Die heutige Kritik erkennt es an, daß Cramer um die Cultur der deutschen Sprache in der lyrischen Poesie sich verdient gemacht habe, ja, er gilt selbst „als Meister der schwunghaften geistlichen Lyrik“, und es wird ihm vorzüglich nachgerühmt, daß er besonders auf das Musikalische drang. Nach der heutigen theologischen Richtung[1] wird aber getadelt, daß er in seinen Liedern, wie auch in seinen Predigten, manchmal in ein rhetorisches Pathos verfallen sei, statt in die Tiefen der christlichen Heilswahrheiten einzudringen, und daß „der philosophirende Theolog“, wie er sich selber auf dem Sterbebette genannt hat, in seinen geistlichen Liedern überall durchblicke.

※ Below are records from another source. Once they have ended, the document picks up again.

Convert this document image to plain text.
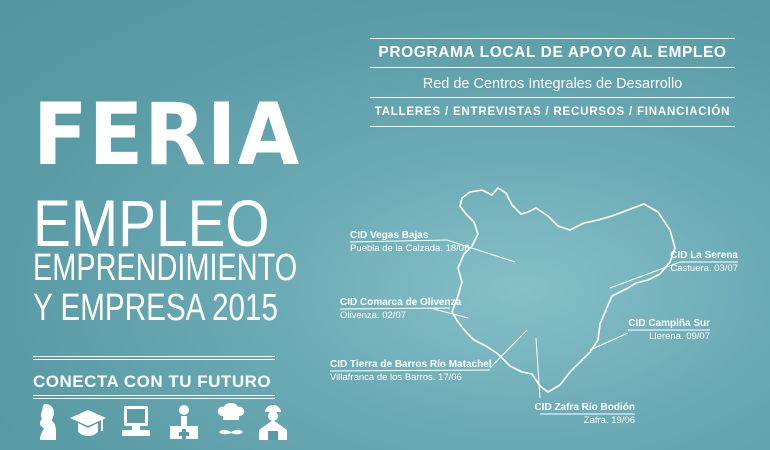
FERIA
EMPLEO
EMPRENDIMIENTO
Y EMPRESA 2015
CONECTA CON TU FUTURO
PROGRAMA LOCAL DE APOYO AL EMPLEO
Red de Centros Integrales de Desarrollo
TALLERES / ENTREVISTAS / RECURSOS / FINANCIACIÓN
CID Vegas Bajas
Puebla de la Calzada. 18/06
CID Comarca de Olivenza
Olivenza. 02/07
CID Tierra de Barros Río Matachel
Villafranca de los Barros. 17/06
CID Zafra Río Bodión
Zafra. 19/06
CID La Serena
Castuera. 03/07
CID Campiña Sur
Llerena. 09/07
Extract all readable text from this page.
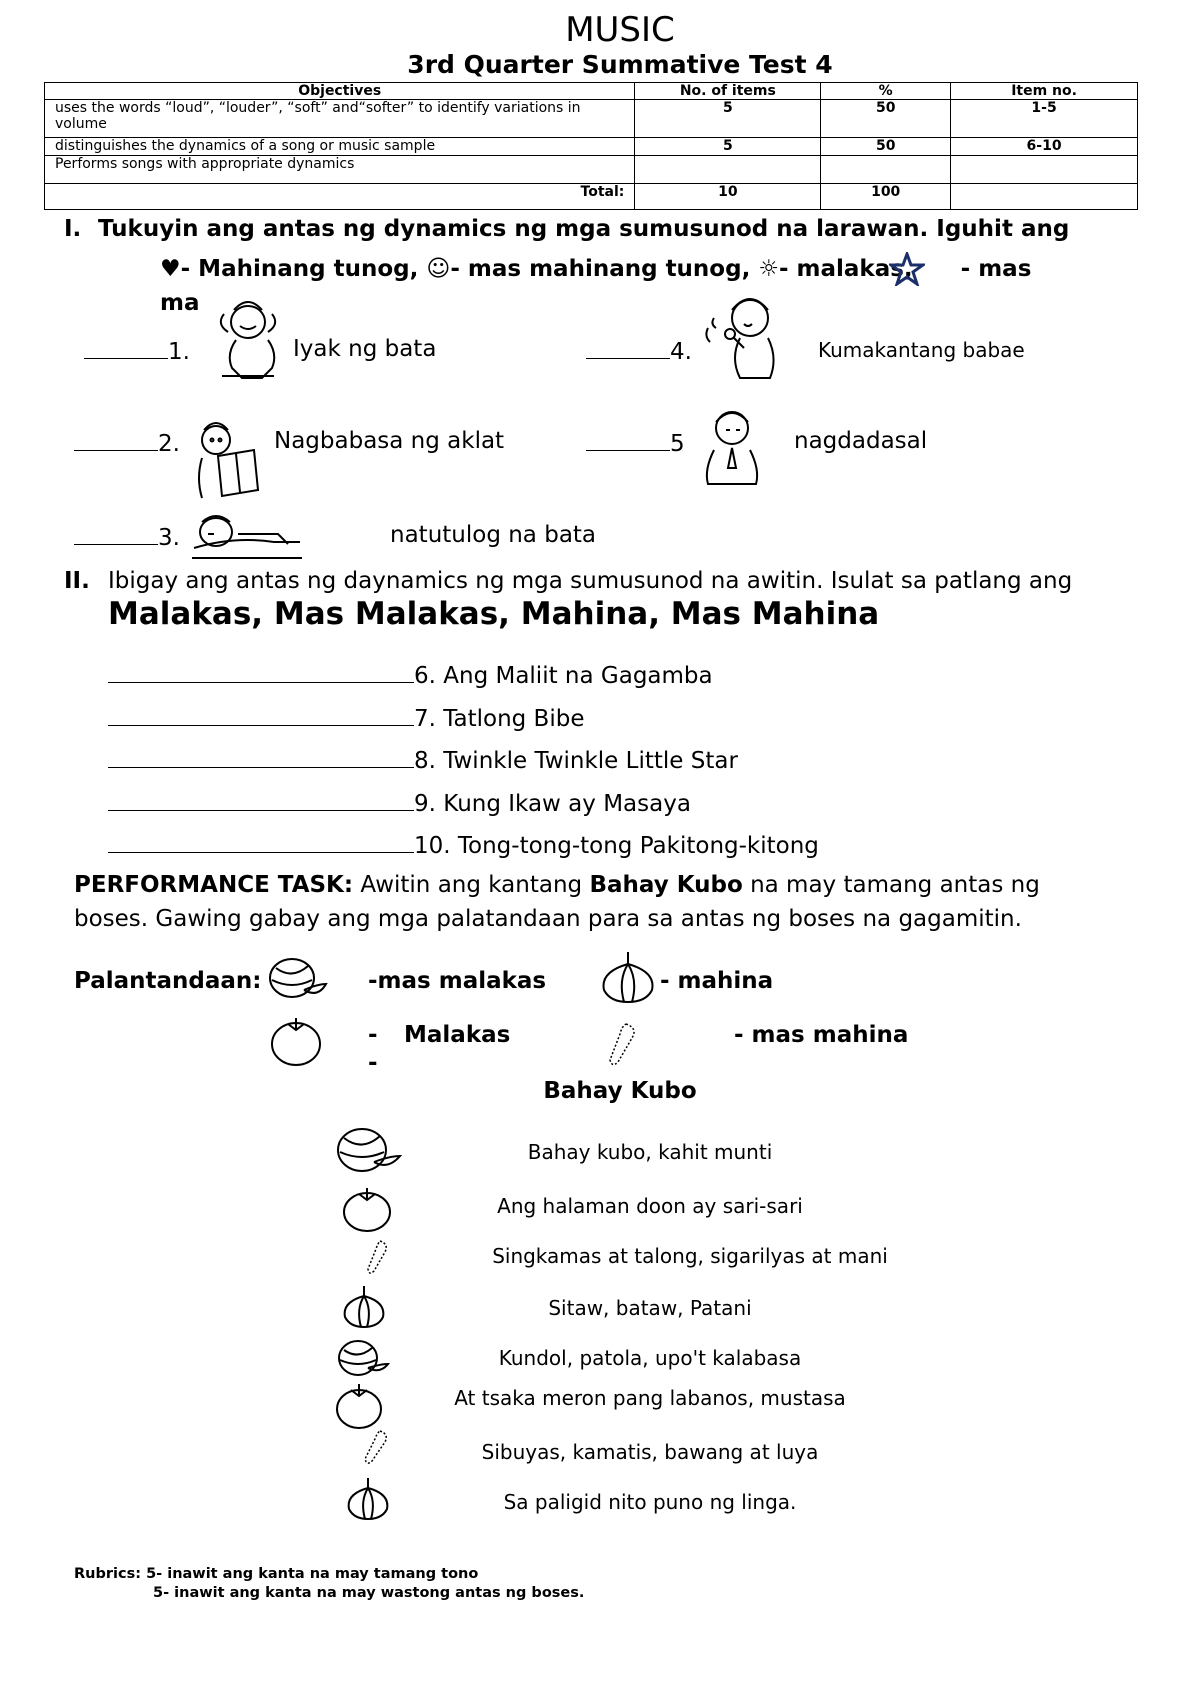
MUSIC
3rd Quarter Summative Test 4
Objectives	No. of items	%	Item no.
uses the words “loud”, “louder”, “soft” and“softer” to identify variations in volume	5	50	1-5
distinguishes the dynamics of a song or music sample	5	50	6-10
Performs songs with appropriate dynamics			
Total:	10	100	
I. Tukuyin ang antas ng dynamics ng mga sumusunod na larawan. Iguhit ang
♥- Mahinang tunog, ☺- mas mahinang tunog, ☼- malakas, - mas
ma
1.	Iyak ng bata
2.	Nagbabasa ng aklat
3.	natutulog na bata
4.	Kumakantang babae
5	nagdadasal
II. Ibigay ang antas ng daynamics ng mga sumusunod na awitin. Isulat sa patlang ang
Malakas, Mas Malakas, Mahina, Mas Mahina
6. Ang Maliit na Gagamba
7. Tatlong Bibe
8. Twinkle Twinkle Little Star
9. Kung Ikaw ay Masaya
10. Tong-tong-tong Pakitong-kitong
PERFORMANCE TASK: Awitin ang kantang Bahay Kubo na may tamang antas ng
boses. Gawing gabay ang mga palatandaan para sa antas ng boses na gagamitin.
Palantandaan:	-mas malakas	- mahina
- Malakas
-
- mas mahina
Bahay Kubo
Bahay kubo, kahit munti
Ang halaman doon ay sari-sari
Singkamas at talong, sigarilyas at mani
Sitaw, bataw, Patani
Kundol, patola, upo't kalabasa
At tsaka meron pang labanos, mustasa
Sibuyas, kamatis, bawang at luya
Sa paligid nito puno ng linga.
Rubrics: 5- inawit ang kanta na may tamang tono
5- inawit ang kanta na may wastong antas ng boses.
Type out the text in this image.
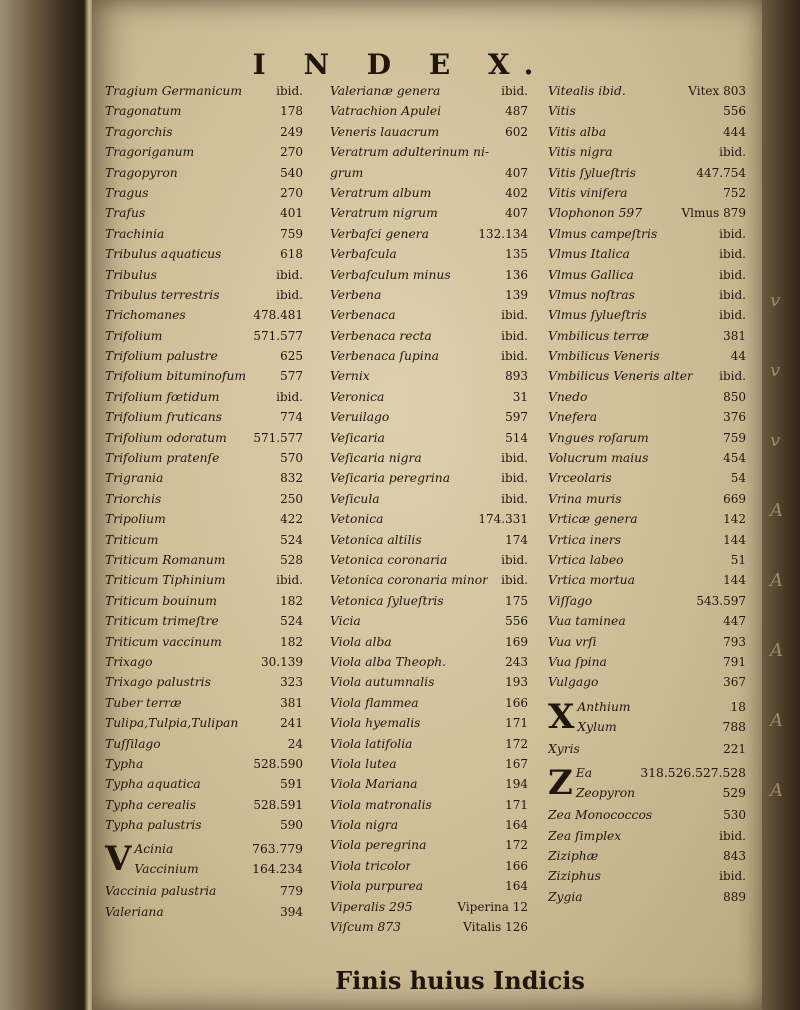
v
v
v
A
A
A
A
A
I N D E X.
Tragium Germanicum	ibid.
Tragonatum	178
Tragorchis	249
Tragoriganum	270
Tragopyron	540
Tragus	270
Trafus	401
Trachinia	759
Tribulus aquaticus	618
Tribulus	ibid.
Tribulus terrestris	ibid.
Trichomanes	478.481
Trifolium	571.577
Trifolium palustre	625
Trifolium bituminofum	577
Trifolium fœtidum	ibid.
Trifolium fruticans	774
Trifolium odoratum	571.577
Trifolium pratenſe	570
Trigrania	832
Triorchis	250
Tripolium	422
Triticum	524
Triticum Romanum	528
Triticum Tiphinium	ibid.
Triticum bouinum	182
Triticum trimeſtre	524
Triticum vaccinum	182
Trixago	30.139
Trixago palustris	323
Tuber terræ	381
Tulipa,Tulpia,Tulipan	241
Tuſſilago	24
Typha	528.590
Typha aquatica	591
Typha cerealis	528.591
Typha palustris	590
V Acinia	763.779
Vaccinium	164.234
Vaccinia palustria	779
Valeriana	394
Valerianæ genera	ibid.
Vatrachion Apulei	487
Veneris lauacrum	602
Veratrum adulterinum ni-
grum	407
Veratrum album	402
Veratrum nigrum	407
Verbaſci genera	132.134
Verbaſcula	135
Verbaſculum minus	136
Verbena	139
Verbenaca	ibid.
Verbenaca recta	ibid.
Verbenaca ſupina	ibid.
Vernix	893
Veronica	31
Veruilago	597
Veſicaria	514
Veſicaria nigra	ibid.
Veſicaria peregrina	ibid.
Veſicula	ibid.
Vetonica	174.331
Vetonica altilis	174
Vetonica coronaria	ibid.
Vetonica coronaria minor	ibid.
Vetonica ſylueſtris	175
Vicia	556
Viola alba	169
Viola alba Theoph.	243
Viola autumnalis	193
Viola flammea	166
Viola hyemalis	171
Viola latifolia	172
Viola lutea	167
Viola Mariana	194
Viola matronalis	171
Viola nigra	164
Viola peregrina	172
Viola tricolor	166
Viola purpurea	164
Viperalis 295	Viperina 12
Viſcum 873	Vitalis 126
Vitealis ibid.	Vitex 803
Vitis	556
Vitis alba	444
Vitis nigra	ibid.
Vitis ſylueſtris	447.754
Vitis vinifera	752
Vlophonon 597	Vlmus 879
Vlmus campeſtris	ibid.
Vlmus Italica	ibid.
Vlmus Gallica	ibid.
Vlmus noſtras	ibid.
Vlmus ſylueſtris	ibid.
Vmbilicus terræ	381
Vmbilicus Veneris	44
Vmbilicus Veneris alter	ibid.
Vnedo	850
Vnefera	376
Vngues roſarum	759
Volucrum maius	454
Vrceolaris	54
Vrina muris	669
Vrticæ genera	142
Vrtica iners	144
Vrtica labeo	51
Vrtica mortua	144
Viſſago	543.597
Vua taminea	447
Vua vrſi	793
Vua ſpina	791
Vulgago	367
X Anthium	18
Xylum	788
Xyris	221
Z Ea	318.526.527.528
Zeopyron	529
Zea Monococcos	530
Zea ſimplex	ibid.
Ziziphæ	843
Ziziphus	ibid.
Zygia	889
Finis huius Indicis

Unser von ihm redigirtes Gesangbuch wird wegen seiner Umarbeitungen und Veränderungen älterer Lieder scharf mitgenommen, und dabei behauptet, daß von solcher Liederverbesserung fast nur diejenigen von Klopstock und seinen Schülern verschont geblieben wären, die älteren Gesänge dagegen einer subjectiven Modernisirung unterworfen worden seien. Es fehle den Liedern manchmal an der Schlichtheit des echten Kirchenstils, und selbst an den alten Kirchenliedern sei die kernige Bibelsprache weggefeilt. Neben der Menge schwunghafter Lieder im Klopstock'schen Hymnen-Ton kämen auch trockene, moralisirend lehrhafte Lieder vor, bei welchen man zum Theil eine Nachwirkung der Gottsched'schen Schule spüre, welcher Cramer ursprünglich angehört habe. Er hat mehr als 400 geistliche Lieder geliefert, von denen eine sehr große Anzahl in die damaligen Gesangbücher Aufnahme fand, und selbst in die der


  1. Koch, a. a. O. S. 239, 334 ff.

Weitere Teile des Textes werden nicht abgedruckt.